There is also discussion of his study of Zen Buddhism, and his love for simple, beautiful places like Kyoto and Kona Village. I’ve studied a bit of Zen Buddhism and visited Kyoto and Kona Village too, and have a deep appreciation for the beauty of all three. But I’m no Steve Jobs. Perhaps Steve dove very deeply into Zen Buddhism, so that through years of study and practice he became who he was (though, let’s face it, his personality couldn’t be much less Zen). But if so, I think it gets short shrift in Isaacson’s telling.

Perhaps it’s unfair to demand so much of a biographer. I want to go into the head of his subject, on a quest for a deeper understanding of the essence of the person, and come away with a greater knowledge his humanity. Such was impossible for Morris to do with Reagan, and it’s not fair to expect more of Isaacson with Steve Jobs. Not only was Jobs a deeply complex man with an impenetrable presence (one wonders how well Laurene Powell really got to know him; I’d like to read her book), but, hey, how much can one understand anyone else? People have been trying for centuries to understand Thomas Jefferson and Ben Franklin (including Isaacson!), with, let’s face it, limited success. It’s rare that a biography becomes so completely deep and authoritative — so true, the definitive telling — that no more biographies follow. More often new folks come along, taking different tacks to understand the ticks. Perhaps the best sense we get of an elephant is through the descriptions of all the blind people feeling different parts of the elephant.


I think my favorite tidbit from the book is Jobs playing a rare bootleg CD with a dozen taped sessions of the Beatles “Strawberry Fields Forever,” a gift from Andy Hertzfeld. Listening to the CD with Isaacson, Jobs talks about how the Beatles kept iterating, kept improving the song, working on every aspect over a period of time, getting it “closer to perfect.” Then he says:

The way we build stuff at Apple is often this way. Even the number of models we’d make of a new notebook or iPod. We would start off with a version and then begin refining and refining, doing detailed models of the design, or the buttons, or how a function operates. It’s a lot of work, but in the end it just gets better, and soon its like, “Wow, how did they do that?!? Where are the screws?”

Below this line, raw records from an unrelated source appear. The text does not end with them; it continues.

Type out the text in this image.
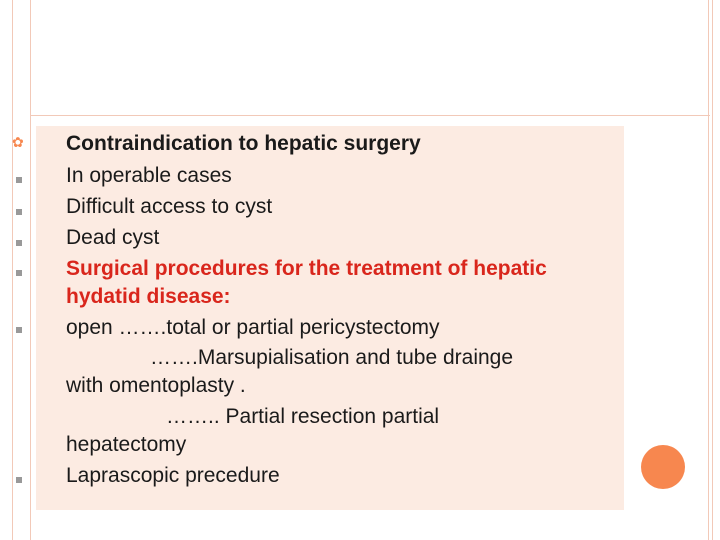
✿ Contraindication to hepatic surgery
In operable cases
Difficult access to cyst
Dead cyst
Surgical procedures for the treatment of hepatic
hydatid disease:
open …….total or partial pericystectomy
…….Marsupialisation and tube drainge
with omentoplasty .
…….. Partial resection partial
hepatectomy
Laprascopic precedure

So maybe it’s fair that the narrative is largely product-driven. Jobs talked often over the years about how important good products are to him, much more important than profit, and the book reinforces that. He lived and breathed taste and products, to the exclusion of all else, including, at times, his family and his health.

Perhaps, then, what made Jobs tick was the iPhone and the iPad, and the exultation of being a part of creating a truly inspiring product.